AMD CEO Lisa Su forecasts 35% annual growth in CPU market over five years
The revised projection nearly doubles AMD's previous estimate, driven by surging demand from agentic AI workloads that need more than just GPUs.
Lisa Su just told the world that CPUs are about to have a very good half-decade. The AMD chief executive projected that the server CPU market will grow at more than 35% annually over the next five years, a figure that would push the total addressable market past $120 billion by 2030.
Here’s the thing: this isn’t just optimism from a CEO talking her book. AMD’s previous estimate, shared at the company’s November 2025 analyst event, pegged annual growth at 18-20%. The new number nearly doubles that. Something meaningful shifted in AMD’s calculus, and it has everything to do with how AI workloads are evolving.
Agentic AI is rewriting the hardware playbook
For the past few years, the AI hardware conversation has been almost entirely about GPUs. Nvidia became the most valuable company on the planet largely because training massive language models requires absurd amounts of parallel processing power, which is what GPUs excel at.
But training a model and actually running it in production are two different animals. Inference, the process of deploying trained AI models to generate responses, doesn’t always need the same brute-force GPU clusters. And agentic AI, where autonomous software agents chain together multiple reasoning steps to complete complex tasks, is pushing demand toward more balanced computing architectures.
In English: as AI moves from “build the brain” to “use the brain at scale,” CPUs become a much bigger part of the equation.
Su made these remarks during public appearances on May 22, 2026, including an event in Taipei. The timing matters. Taiwan is the epicenter of semiconductor manufacturing, and signaling this kind of growth projection there sends a message to the entire supply chain: prepare for volume.
The shift toward inference-heavy and agentic workloads means data centers can’t simply stack more GPUs and call it a day. They need sophisticated CPU architectures to manage orchestration, memory handling, and the kind of sequential logic that agents perform constantly. This is precisely where AMD’s EPYC server processors fit into the picture.
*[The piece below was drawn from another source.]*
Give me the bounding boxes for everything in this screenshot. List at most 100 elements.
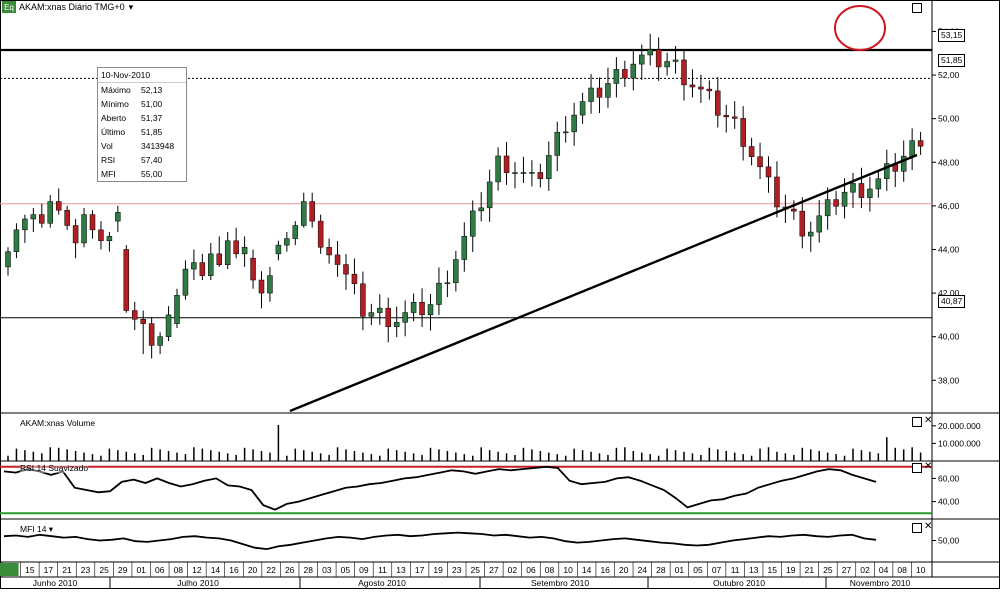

AMD’s data center momentum backs up the forecast
Su’s projection would ring hollow if AMD’s own numbers weren’t cooperating. They are.
AMD’s data center segment, which includes its server CPU business, has posted consistent year-over-year revenue growth. The company has been steadily gaining market share against Intel in the server space, a trend that accelerated as EPYC processors earned credibility with hyperscale cloud providers and enterprise customers.
Consider the transformation arc. When Su took over as CEO in 2014, AMD was a company fighting for relevance, burning cash, and losing ground on nearly every front. A decade later, it’s a credible competitor to both Intel in CPUs and Nvidia in accelerators. That turnaround is one of the more remarkable leadership stories in recent tech history.
The previous 18-20% growth estimate was already aggressive by historical standards. Server CPU markets don’t typically grow at that pace. Doubling the projection to 35% suggests AMD is seeing something in its order pipeline and customer conversations that goes beyond incremental demand improvement. It suggests a structural change in how data centers are being built.
A $120 billion TAM by 2030 would represent a massive expansion from current levels. For context, that’s the kind of market size that attracts not just existing players but new entrants, custom silicon efforts from cloud providers, and a whole ecosystem of supporting infrastructure companies.
What this means for investors
Look, projections from a CEO should always be taken with appropriate skepticism. Lisa Su has every incentive to paint a rosy picture of the market her company serves. But the underlying logic here is sound, and it’s corroborated by broader industry trends.
The AI infrastructure buildout has been overwhelmingly GPU-centric. If agentic AI and inference workloads genuinely shift the balance back toward CPUs, that’s a meaningful tailwind for AMD’s highest-margin business. It also introduces a competitive dynamic that investors should monitor carefully.
Intel, despite its struggles in recent years, still holds the majority of the server CPU market. A rising tide of 35% annual growth would lift Intel’s prospects too, at least in theory. But AMD has been the share-gainer in this space, and a rapidly expanding market gives it room to grow revenue without needing to take every point of share from its rival.
Then there’s the Nvidia factor. If CPUs become a more critical component of AI infrastructure, the narrative that Nvidia is the sole gatekeeper to AI computing gets more nuanced. That doesn’t mean GPU demand falls. It means the overall compute pie gets bigger, and CPUs claim a larger slice of it.
The risk, naturally, is execution. A $120 billion market opportunity means nothing if AMD can’t deliver competitive products on schedule. Custom silicon from Amazon, Google, and Microsoft also looms as a wildcard. These hyperscalers have been designing their own chips for years, and a booming CPU market gives them even more reason to accelerate those efforts.
Investors should watch AMD’s data center revenue trajectory over the next two to three quarters for early confirmation of this thesis. If the 35% growth rate is real, it should start showing up in order volumes and revenue guidance well before 2030. The gap between Su’s previous estimate and her current one is enormous, and the market will want to see receipts.